The young girl suffers from an eating disorder and severe depression

High Court grants permission for electroconvulsive therapy on Irish teen in the UK

Photocall file photo

The Health Service Executive (HSE) has been given permission to allow a 16-year-old girl be treated with electroconvulsive therapy at a specialised facility in the UK.

The High Court heard she has become "almost mute" due to the combined effect of an eating disorder and severe depression.

The girl was just over seven stone when she developed anorexia during the summer of 2014.

She was struggling to make friends in a new secondary school and suffered from anxiety.

She stopped eating and began to exercise heavily. Her condition worsened and she developed severe depression.

The now 16-year-old was sent to a specialised facility in Britain just over a year ago.

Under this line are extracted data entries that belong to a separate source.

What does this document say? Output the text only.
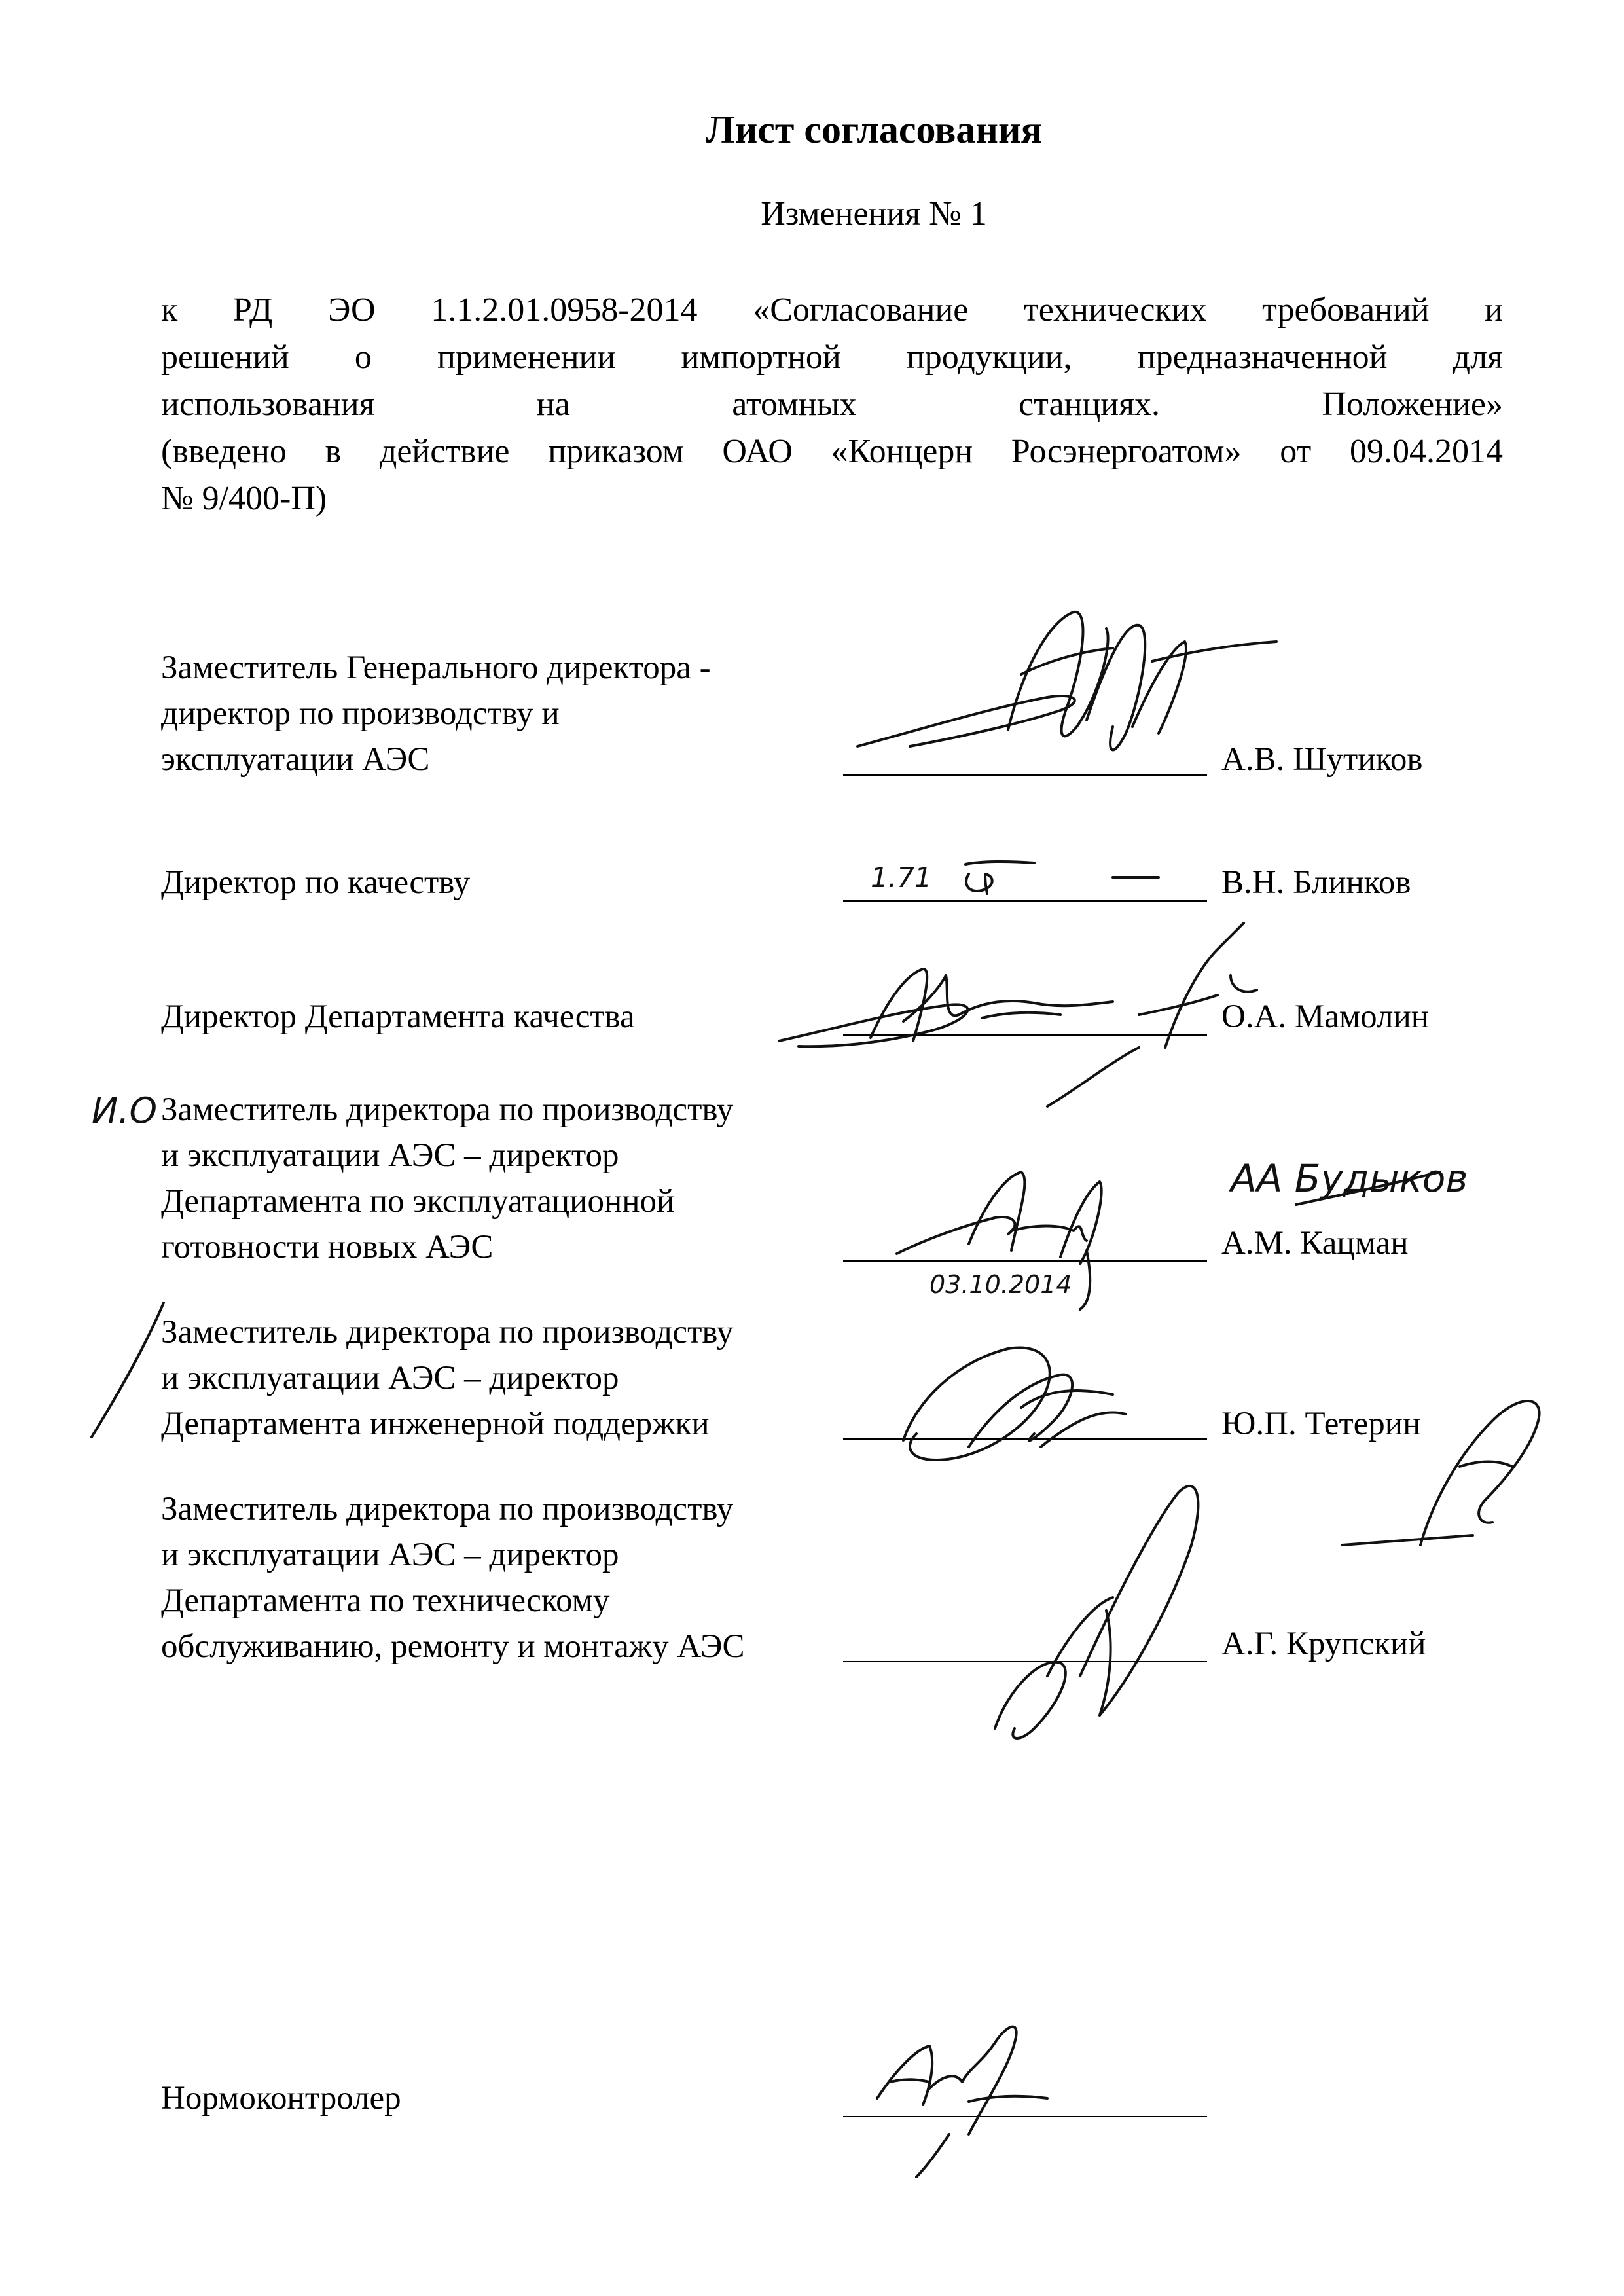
Лист согласования
Изменения № 1
к РД ЭО 1.1.2.01.0958-2014 «Согласование технических требований и
решений о применении импортной продукции, предназначенной для
использования на атомных станциях. Положение»
(введено в действие приказом ОАО «Концерн Росэнергоатом» от 09.04.2014
№ 9/400-П)
Заместитель Генерального директора -
директор по производству и
эксплуатации АЭС	А.В. Шутиков
Директор по качеству	В.Н. Блинков
Директор Департамента качества	О.А. Мамолин
Заместитель директора по производству
и эксплуатации АЭС – директор
Департамента по эксплуатационной
готовности новых АЭС	А.М. Кацман
Заместитель директора по производству
и эксплуатации АЭС – директор
Департамента инженерной поддержки	Ю.П. Тетерин
Заместитель директора по производству
и эксплуатации АЭС – директор
Департамента по техническому
обслуживанию, ремонту и монтажу АЭС	А.Г. Крупский
Нормоконтролер
1.71
И.О
АА Будыков
03.10.2014
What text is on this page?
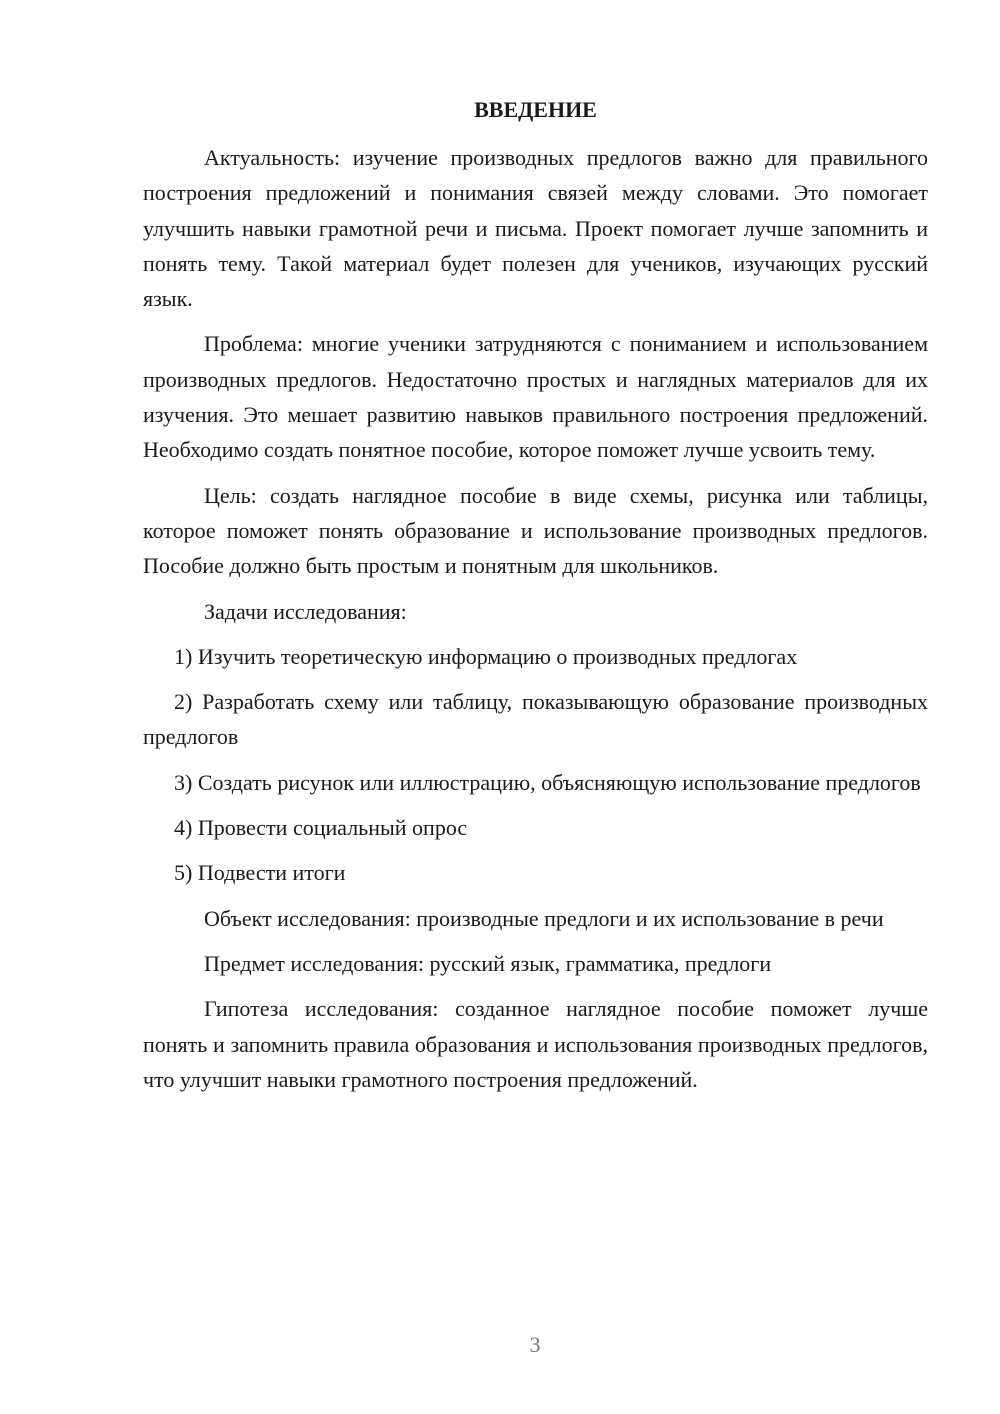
ВВЕДЕНИЕ

Актуальность: изучение производных предлогов важно для правильного построения предложений и понимания связей между словами. Это помогает улучшить навыки грамотной речи и письма. Проект помогает лучше запомнить и понять тему. Такой материал будет полезен для учеников, изучающих русский язык.

Проблема: многие ученики затрудняются с пониманием и использованием производных предлогов. Недостаточно простых и наглядных материалов для их изучения. Это мешает развитию навыков правильного построения предложений. Необходимо создать понятное пособие, которое поможет лучше усвоить тему.

Цель: создать наглядное пособие в виде схемы, рисунка или таблицы, которое поможет понять образование и использование производных предлогов. Пособие должно быть простым и понятным для школьников.

Задачи исследования:

1) Изучить теоретическую информацию о производных предлогах

2) Разработать схему или таблицу, показывающую образование производных предлогов

3) Создать рисунок или иллюстрацию, объясняющую использование предлогов

4) Провести социальный опрос

5) Подвести итоги

Объект исследования: производные предлоги и их использование в речи

Предмет исследования: русский язык, грамматика, предлоги

Гипотеза исследования: созданное наглядное пособие поможет лучше понять и запомнить правила образования и использования производных предлогов, что улучшит навыки грамотного построения предложений.

3
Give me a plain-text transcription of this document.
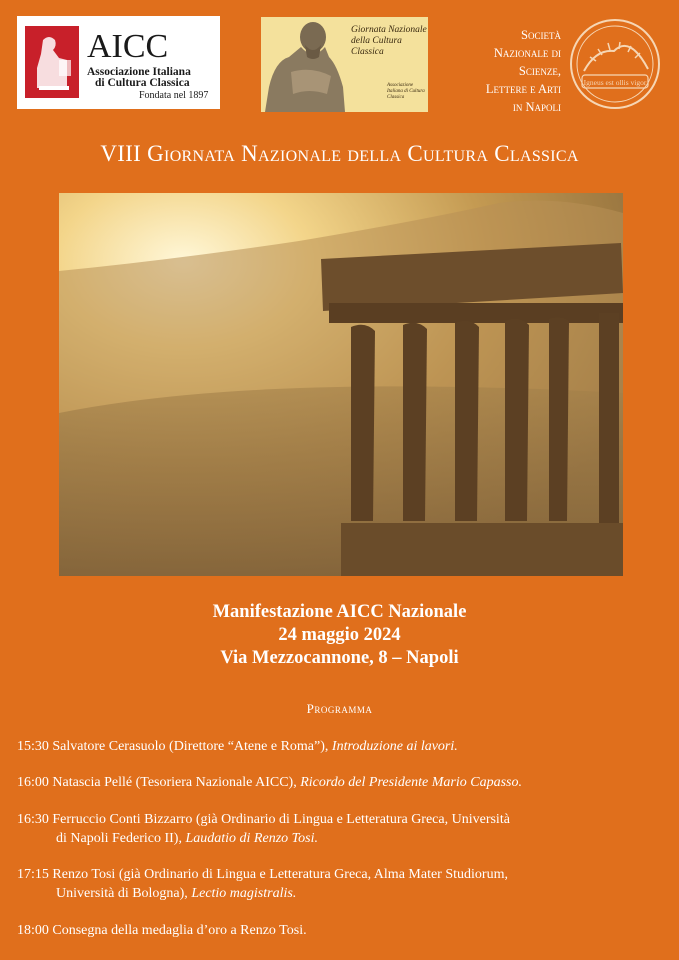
AICC
Associazione Italiana
di Cultura Classica
Fondata nel 1897
Giornata Nazionale della Cultura Classica
Associazione Italiana di Cultura Classica
Società
Nazionale di
Scienze,
Lettere e Arti
in Napoli
Igneus est ollis vigor
VIII Giornata Nazionale della Cultura Classica
Manifestazione AICC Nazionale
24 maggio 2024
Via Mezzocannone, 8 – Napoli
Programma
15:30 Salvatore Cerasuolo (Direttore “Atene e Roma”), Introduzione ai lavori.
16:00 Natascia Pellé (Tesoriera Nazionale AICC), Ricordo del Presidente Mario Capasso.
16:30 Ferruccio Conti Bizzarro (già Ordinario di Lingua e Letteratura Greca, Università
di Napoli Federico II), Laudatio di Renzo Tosi.
17:15 Renzo Tosi (già Ordinario di Lingua e Letteratura Greca, Alma Mater Studiorum,
Università di Bologna), Lectio magistralis.
18:00 Consegna della medaglia d’oro a Renzo Tosi.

She began to gain weight and became even more depressed as a result. The court heard she felt her life was not worth living and would charge into walls hoping to inflict a serious head injury.

The treatment she has received so far did not work and the High Court was asked to grant an order to allow for electroconvulsive therapy - which involves an electric current being passed through the brain under anaesthetic.

Her doctors and parents believe it to be her best chance of recovery. Mr Justice Peter Kelly felt her situation not only warranted it, but almost demanded it.